Methods: We used a system based on the scanning retinal thickness analyzer to generate serial optical section images of the retina and provide mapping of the retinal topography and thickness in a normal subject and in patients with representative maculopathies including traumatic macular hole, central serous chorioretinopathy, branch retinal vein occlusion, diabetic macular edema, and retinal pigment epithelial detachment.

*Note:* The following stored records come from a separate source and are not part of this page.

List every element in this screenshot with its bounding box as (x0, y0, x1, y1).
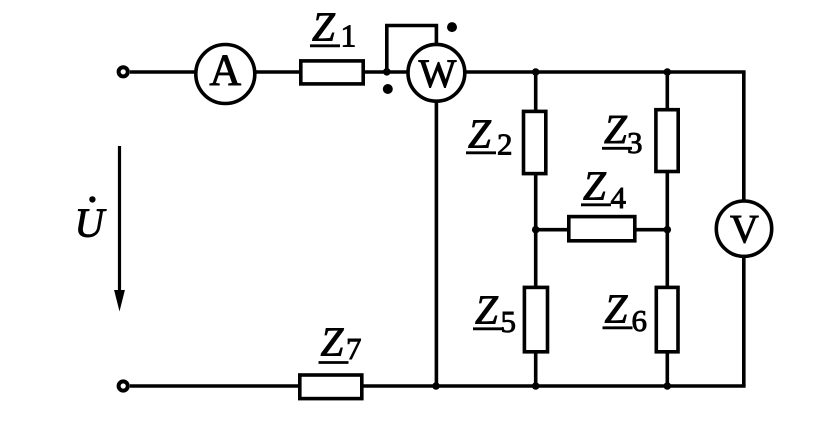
svg-text:7: 7 (346, 331, 362, 366)
label Z5 (473, 287, 516, 340)
wire: Z4 bridge row between branches (536, 228, 668, 232)
label U (phasor voltage, dot above) (75, 196, 107, 245)
svg-text:W: W (419, 51, 457, 96)
ammeter A (196, 45, 255, 104)
resistor Z3 (body) (656, 110, 678, 172)
svg-text:Z: Z (321, 319, 345, 365)
label Z7 (319, 319, 362, 367)
resistor Z4 (body) (569, 217, 635, 241)
svg-text:6: 6 (632, 303, 648, 338)
resistor Z6 (body) (656, 287, 678, 351)
resistor Z1 (body) (301, 61, 363, 84)
svg-text:Z: Z (604, 106, 628, 152)
wire: wattmeter voltage-coil loop (junction up, across, down into W top) (387, 26, 437, 73)
wire: top bus from input terminal through A, Z1, W to right corner (130, 70, 746, 74)
terminal: upper input terminal (119, 67, 128, 76)
resistor Z5 (body) (524, 287, 547, 351)
svg-text:U: U (75, 200, 107, 246)
label Z3 (602, 106, 643, 160)
wire: right branch vertical (Z3 / Z6 string) (665, 72, 669, 386)
svg-text:A: A (209, 46, 241, 95)
svg-text:Z: Z (468, 111, 492, 157)
wire: left branch vertical (Z2 / Z5 string) (534, 72, 538, 386)
wire: bottom bus from lower terminal through Z7 to right corner (130, 384, 746, 388)
label Z6 (603, 286, 648, 339)
junction: top bus / right branch (664, 68, 672, 76)
junction: left branch / Z4 row (532, 226, 540, 234)
voltmeter V (716, 201, 771, 256)
svg-text:4: 4 (611, 180, 627, 215)
terminal: lower input terminal (119, 381, 128, 390)
svg-text:3: 3 (627, 125, 643, 160)
svg-text:Z: Z (312, 4, 336, 50)
wire: wattmeter bottom lead down to bottom bus (435, 72, 439, 386)
svg-text:V: V (730, 207, 759, 252)
label Z2 (466, 111, 513, 162)
junction: bottom bus / right branch (664, 382, 672, 390)
resistor Z2 (body) (524, 111, 546, 173)
junction: right branch / Z4 row (664, 226, 672, 234)
resistor Z7 (body) (300, 375, 362, 399)
junction: node after Z1 (wattmeter tap) (383, 68, 391, 76)
svg-text:1: 1 (341, 19, 357, 54)
junction: bottom bus / left branch (532, 382, 540, 390)
junction: top bus / left branch (532, 68, 540, 76)
junction: bottom bus / wattmeter lead (432, 382, 440, 390)
label Z4 (581, 163, 627, 216)
wire: right vertical drop to voltmeter and bottom bus (742, 72, 746, 386)
source voltage arrow (direction of U) (114, 146, 125, 312)
svg-text:5: 5 (501, 304, 517, 339)
svg-text:2: 2 (497, 127, 513, 162)
label Z1 (310, 4, 356, 54)
polarity dot: wattmeter voltage coil (447, 22, 457, 32)
wattmeter W (408, 44, 465, 101)
svg-text:Z: Z (605, 286, 629, 332)
svg-text:Z: Z (475, 287, 499, 333)
svg-text:Z: Z (583, 163, 607, 209)
polarity dot: wattmeter current coil (383, 84, 393, 94)
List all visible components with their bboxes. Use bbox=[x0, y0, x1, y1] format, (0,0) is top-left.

Results: The effectiveness of the system in imaging both the vitreoretinal and chorioretinal interfaces was confirmed in the normal subject and in patients with various maculopathies. Mapping of retinal topography and thickness in a normal eye correlated well with normal anatomy, delineating the foveal depression clearly. The retinal thickness map in a patient with diabetic macular edema showed thickening of the retina and absence of a foveal depression. The patients with central serous chorioretinopathy and branch retinal vein occlusion had an elevated vitreoretinal surface. Conversely, the patient with retinal pigment epithelial detachments had a relatively flat vitreoretinal interface but an irregularly elevated chorioretinal surface.
Conclusion: Quantitative mapping of retinal topography and thickness is a promising tool that may improve evaluation of macular diseases.